El 12 de abril de 1888, el niño Isidro Delgadillo, de 12 años de edad, originario de Texcoco, fue llevado a las instalaciones del Consejo Superior de Salubridad, ya que había sido mordido en la pierna por un perro que se presumía rabioso. El animal fue muerto por su comportamiento sospechoso, después de atacar a otros perros y a varias personas de la población. Esto era común en la época, si Isidro hubiera contraído la rabia probablemente hubiera muerto.
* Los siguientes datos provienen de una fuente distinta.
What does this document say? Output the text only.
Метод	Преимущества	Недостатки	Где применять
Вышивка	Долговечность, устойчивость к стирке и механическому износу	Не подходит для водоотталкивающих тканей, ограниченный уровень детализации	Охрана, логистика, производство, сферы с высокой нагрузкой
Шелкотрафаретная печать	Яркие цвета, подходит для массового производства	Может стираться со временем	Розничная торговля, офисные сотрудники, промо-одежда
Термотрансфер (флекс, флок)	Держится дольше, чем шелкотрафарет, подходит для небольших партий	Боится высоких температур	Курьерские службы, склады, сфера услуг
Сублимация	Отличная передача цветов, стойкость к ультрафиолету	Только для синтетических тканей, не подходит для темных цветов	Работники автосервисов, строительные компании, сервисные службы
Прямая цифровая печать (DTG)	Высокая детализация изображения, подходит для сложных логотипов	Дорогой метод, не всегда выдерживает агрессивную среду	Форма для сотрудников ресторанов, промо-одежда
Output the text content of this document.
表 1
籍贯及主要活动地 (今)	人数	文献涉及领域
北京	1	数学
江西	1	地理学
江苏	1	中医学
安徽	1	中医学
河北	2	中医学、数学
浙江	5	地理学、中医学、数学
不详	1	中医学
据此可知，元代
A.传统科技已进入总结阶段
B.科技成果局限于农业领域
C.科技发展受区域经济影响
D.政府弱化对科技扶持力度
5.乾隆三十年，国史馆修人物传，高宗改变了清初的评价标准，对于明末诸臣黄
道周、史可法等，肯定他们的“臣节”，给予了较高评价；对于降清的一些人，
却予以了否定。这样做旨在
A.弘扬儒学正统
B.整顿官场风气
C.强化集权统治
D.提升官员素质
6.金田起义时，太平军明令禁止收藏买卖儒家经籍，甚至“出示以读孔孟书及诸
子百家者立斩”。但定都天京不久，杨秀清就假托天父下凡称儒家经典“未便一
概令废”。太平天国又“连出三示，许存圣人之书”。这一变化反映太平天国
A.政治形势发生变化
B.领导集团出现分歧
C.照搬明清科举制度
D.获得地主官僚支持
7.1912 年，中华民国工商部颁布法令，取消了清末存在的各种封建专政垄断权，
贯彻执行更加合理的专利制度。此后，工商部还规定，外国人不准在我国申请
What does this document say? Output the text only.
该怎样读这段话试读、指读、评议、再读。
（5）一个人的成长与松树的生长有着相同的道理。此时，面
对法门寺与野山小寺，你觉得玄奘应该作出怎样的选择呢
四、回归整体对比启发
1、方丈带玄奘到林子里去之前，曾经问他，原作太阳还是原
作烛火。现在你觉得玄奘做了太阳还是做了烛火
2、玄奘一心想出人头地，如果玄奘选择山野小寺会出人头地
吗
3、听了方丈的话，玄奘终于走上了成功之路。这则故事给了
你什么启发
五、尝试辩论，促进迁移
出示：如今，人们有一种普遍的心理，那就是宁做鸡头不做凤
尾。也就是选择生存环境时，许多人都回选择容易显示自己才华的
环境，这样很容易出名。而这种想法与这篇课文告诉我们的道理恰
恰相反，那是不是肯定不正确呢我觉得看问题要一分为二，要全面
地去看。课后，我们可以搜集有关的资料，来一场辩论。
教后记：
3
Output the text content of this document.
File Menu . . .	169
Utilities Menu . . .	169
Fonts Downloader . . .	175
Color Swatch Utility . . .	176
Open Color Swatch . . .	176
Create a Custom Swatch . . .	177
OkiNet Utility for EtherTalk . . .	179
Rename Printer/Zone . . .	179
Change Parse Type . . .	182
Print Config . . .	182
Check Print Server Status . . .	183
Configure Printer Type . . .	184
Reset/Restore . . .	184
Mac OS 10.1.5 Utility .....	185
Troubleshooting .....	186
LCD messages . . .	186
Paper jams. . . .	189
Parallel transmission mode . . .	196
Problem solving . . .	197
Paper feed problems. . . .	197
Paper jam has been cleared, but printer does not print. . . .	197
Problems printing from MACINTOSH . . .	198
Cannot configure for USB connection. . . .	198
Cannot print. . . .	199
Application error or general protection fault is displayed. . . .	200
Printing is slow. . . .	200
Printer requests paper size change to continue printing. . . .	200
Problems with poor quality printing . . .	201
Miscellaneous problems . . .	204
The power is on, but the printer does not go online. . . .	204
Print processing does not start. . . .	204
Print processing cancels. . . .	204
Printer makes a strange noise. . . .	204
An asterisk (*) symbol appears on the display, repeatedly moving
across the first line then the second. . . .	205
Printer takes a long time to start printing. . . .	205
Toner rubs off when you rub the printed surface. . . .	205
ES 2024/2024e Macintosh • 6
Según los datos publicados por Louis Pasteur a finales de la década de 1880, la probabilidad que tenía una persona de morir de rabia al ser atacada por un animal enfermo iba de un 20 hasta un 60%. Ello dependía de la cantidad y profundidad de las mordidas, del tipo de animal (lobos o perros) y de si habían existido o no mordidas en la cabeza o en áreas cercanas (entre más cerca del cerebro se inocula el virus, este es más letal). Las estrategias de curación religiosas y las de los médicos, que estaban disponibles en esos momentos, eran igualmente inefectivas. En los casos en los que aparecía la enfermedad sólo quedaba presenciar cómo la persona se consumía y moría irremediablemente.